Wednesday, November 26, 2014

Family Dinners, Judgment, and Acceptance

Posted this in a conversation with some Facebook friends today about motherhood, adoption, and relationships:

It's definitely not for everyone. And a woman who chooses not to have children is no less a woman than one who has birthed a legion. Your self-awareness should be applauded, not scorned. Unfortunately, as women, we all feel marginalized for not having children or for having them, for working or not, for getting married or being single. As a result, we all can be a tad bit defensive if we feel our life choices are being called into question.

And it got me thinking.  At this time of year, our thoughts and lives turn to family, the ones we are born into and the ones we create.  Many of us dread spending time with our extended family now, b/c we know we will invariably be judged.  These people, some of whom we see only once a year, ask about our lives of which they otherwise have no or very little part.  And they make broad sweeping statements about ways our lives would be better.  They also remind us why we choose to see them so infrequently.

Maybe this year could be different.  Maybe your cousin doesn't have a girlfriend, because he's working really hard on other aspects of his life.  Be proud of his accomplishments, instead of belittling his lack of dates.  Or maybe your sister has decided not to have children or get married.  Don't try to change her mind; she's given this way more thought than you have.  Be supportive.  She is choosing to find life fulfillment in other, nontraditional arenas.  Your uncle has finally come out of the closet.  Remind him that you still think he's cool, maybe even cooler now.  At the end of the day, it's NONE OF YOUR BUSINESS.  Just b/c you share blood ties with them, it doesn't give you the right to pass judgment on the decisions they have made for themselves.

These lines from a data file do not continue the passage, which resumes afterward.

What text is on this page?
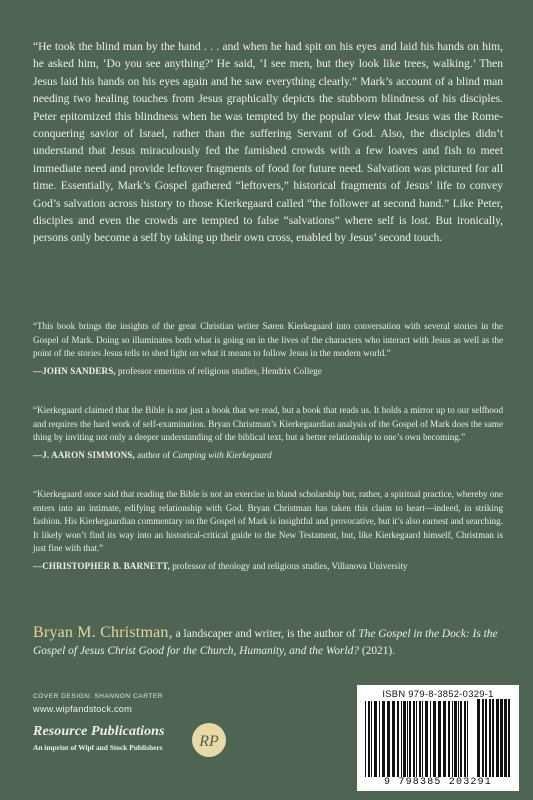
“He took the blind man by the hand . . . and when he had spit on his eyes and laid his hands on him, he asked him, ‘Do you see anything?’ He said, ‘I see men, but they look like trees, walking.’ Then Jesus laid his hands on his eyes again and he saw everything clearly.” Mark’s account of a blind man needing two healing touches from Jesus graphically depicts the stubborn blindness of his disciples. Peter epitomized this blindness when he was tempted by the popular view that Jesus was the Rome-conquering savior of Israel, rather than the suffering Servant of God. Also, the disciples didn’t understand that Jesus miraculously fed the famished crowds with a few loaves and fish to meet immediate need and provide leftover fragments of food for future need. Salvation was pictured for all time. Essentially, Mark’s Gospel gathered “leftovers,” historical fragments of Jesus’ life to convey God’s salvation across history to those Kierkegaard called “the follower at second hand.” Like Peter, disciples and even the crowds are tempted to false “salvations” where self is lost. But ironically, persons only become a self by taking up their own cross, enabled by Jesus’ second touch.

“This book brings the insights of the great Christian writer Søren Kierkegaard into conversation with several stories in the Gospel of Mark. Doing so illuminates both what is going on in the lives of the characters who interact with Jesus as well as the point of the stories Jesus tells to shed light on what it means to follow Jesus in the modern world.”

—JOHN SANDERS, professor emeritus of religious studies, Hendrix College

“Kierkegaard claimed that the Bible is not just a book that we read, but a book that reads us. It holds a mirror up to our selfhood and requires the hard work of self-examination. Bryan Christman’s Kierkegaardian analysis of the Gospel of Mark does the same thing by inviting not only a deeper understanding of the biblical text, but a better relationship to one’s own becoming.”

—J. AARON SIMMONS, author of Camping with Kierkegaard

“Kierkegaard once said that reading the Bible is not an exercise in bland scholarship but, rather, a spiritual practice, whereby one enters into an intimate, edifying relationship with God. Bryan Christman has taken this claim to heart—indeed, in striking fashion. His Kierkegaardian commentary on the Gospel of Mark is insightful and provocative, but it’s also earnest and searching. It likely won’t find its way into an historical-critical guide to the New Testament, but, like Kierkegaard himself, Christman is just fine with that.”

—CHRISTOPHER B. BARNETT, professor of theology and religious studies, Villanova University

Bryan M. Christman, a landscaper and writer, is the author of The Gospel in the Dock: Is the Gospel of Jesus Christ Good for the Church, Humanity, and the World? (2021).
COVER DESIGN: SHANNON CARTER
www.wipfandstock.com
Resource Publications
An imprint of Wipf and Stock Publishers RP
ISBN 979-8-3852-0329-1
9 798385 203291
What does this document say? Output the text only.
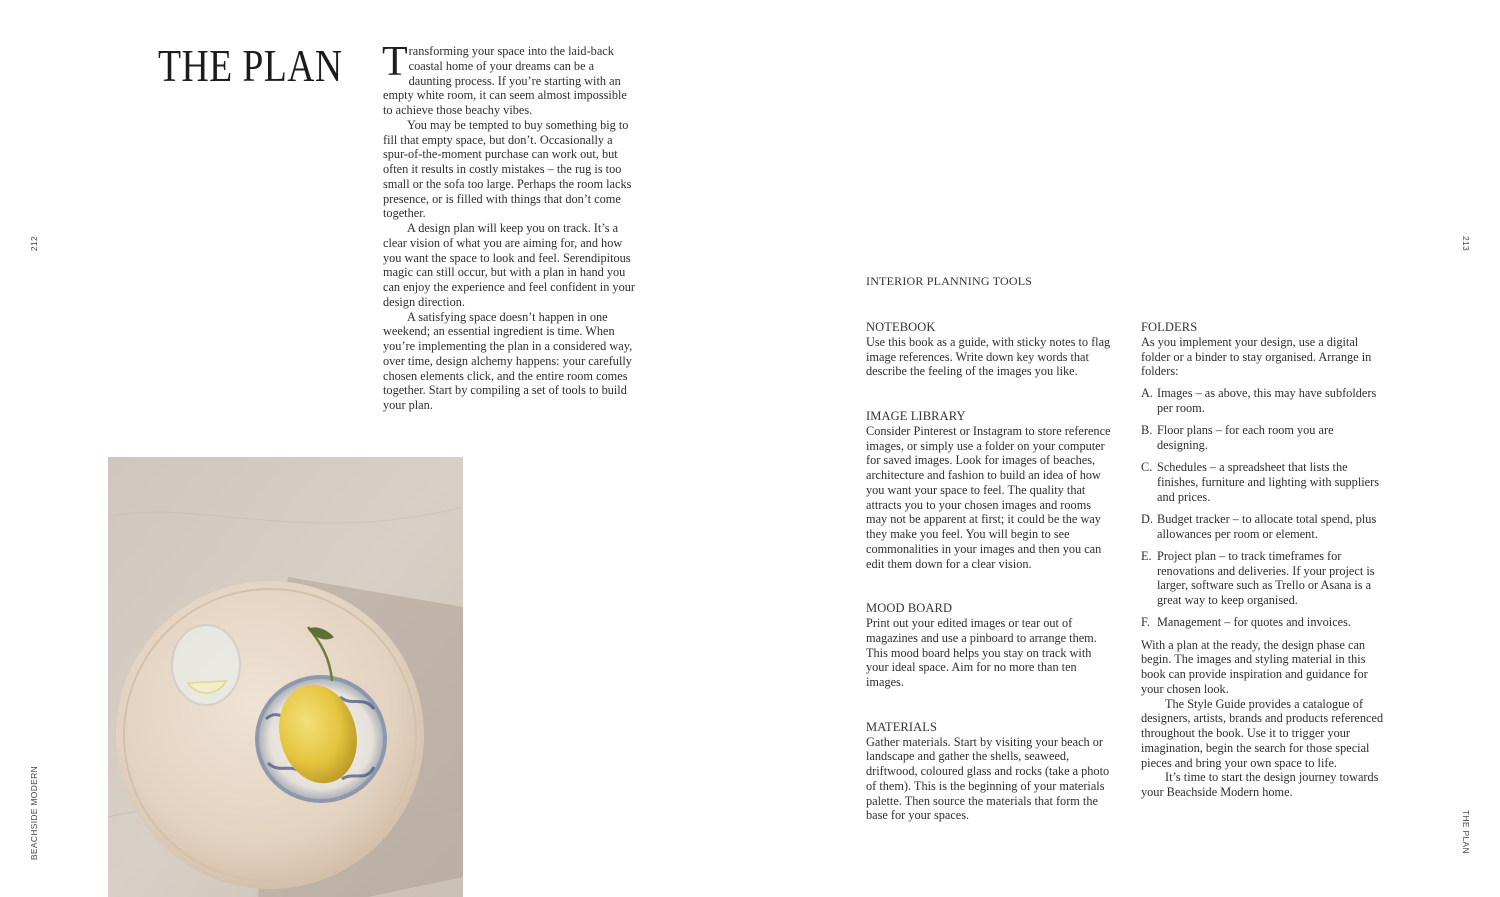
THE PLAN Transforming your space into the laid-back coastal home of your dreams can be a daunting process. If you’re starting with an empty white room, it can seem almost impossible to achieve those beachy vibes.

You may be tempted to buy something big to fill that empty space, but don’t. Occasionally a spur-of-the-moment purchase can work out, but often it results in costly mistakes – the rug is too small or the sofa too large. Perhaps the room lacks presence, or is filled with things that don’t come together.

A design plan will keep you on track. It’s a clear vision of what you are aiming for, and how you want the space to look and feel. Serendipitous magic can still occur, but with a plan in hand you can enjoy the experience and feel confident in your design direction.

A satisfying space doesn’t happen in one weekend; an essential ingredient is time. When you’re implementing the plan in a considered way, over time, design alchemy happens: your carefully chosen elements click, and the entire room comes together. Start by compiling a set of tools to build your plan.

212
BEACHSIDE MODERN
213
THE PLAN
INTERIOR PLANNING TOOLS
NOTEBOOK

Use this book as a guide, with sticky notes to flag image references. Write down key words that describe the feeling of the images you like.

IMAGE LIBRARY

Consider Pinterest or Instagram to store reference images, or simply use a folder on your computer for saved images. Look for images of beaches, architecture and fashion to build an idea of how you want your space to feel. The quality that attracts you to your chosen images and rooms may not be apparent at first; it could be the way they make you feel. You will begin to see commonalities in your images and then you can edit them down for a clear vision.

MOOD BOARD

Print out your edited images or tear out of magazines and use a pinboard to arrange them. This mood board helps you stay on track with your ideal space. Aim for no more than ten images.

MATERIALS

Gather materials. Start by visiting your beach or landscape and gather the shells, seaweed, driftwood, coloured glass and rocks (take a photo of them). This is the beginning of your materials palette. Then source the materials that form the base for your spaces.

FOLDERS

As you implement your design, use a digital folder or a binder to stay organised. Arrange in folders:

A. Images – as above, this may have subfolders per room.
B. Floor plans – for each room you are designing.
C. Schedules – a spreadsheet that lists the finishes, furniture and lighting with suppliers and prices.
D. Budget tracker – to allocate total spend, plus allowances per room or element.
E. Project plan – to track timeframes for renovations and deliveries. If your project is larger, software such as Trello or Asana is a great way to keep organised.
F. Management – for quotes and invoices.

With a plan at the ready, the design phase can begin. The images and styling material in this book can provide inspiration and guidance for your chosen look.

The Style Guide provides a catalogue of designers, artists, brands and products referenced throughout the book. Use it to trigger your imagination, begin the search for those special pieces and bring your own space to life.

It’s time to start the design journey towards your Beachside Modern home.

We are all just searching for happiness.  And the happiness that works for you won't work for anyone else.  Telling another person how to be happy is about as effective as telling the cats not to play with the decorations.  You yell and bluster, and they get scared, defensive, angry, and run away for awhile.  And then when your back is turned, they go back to what they were already doing.

Think about how you want to be treated at these holiday get-togethers.  Not like a defendant in a dock, but like a real person, with valid feelings and opinions.  And then remember that's what everyone deserves.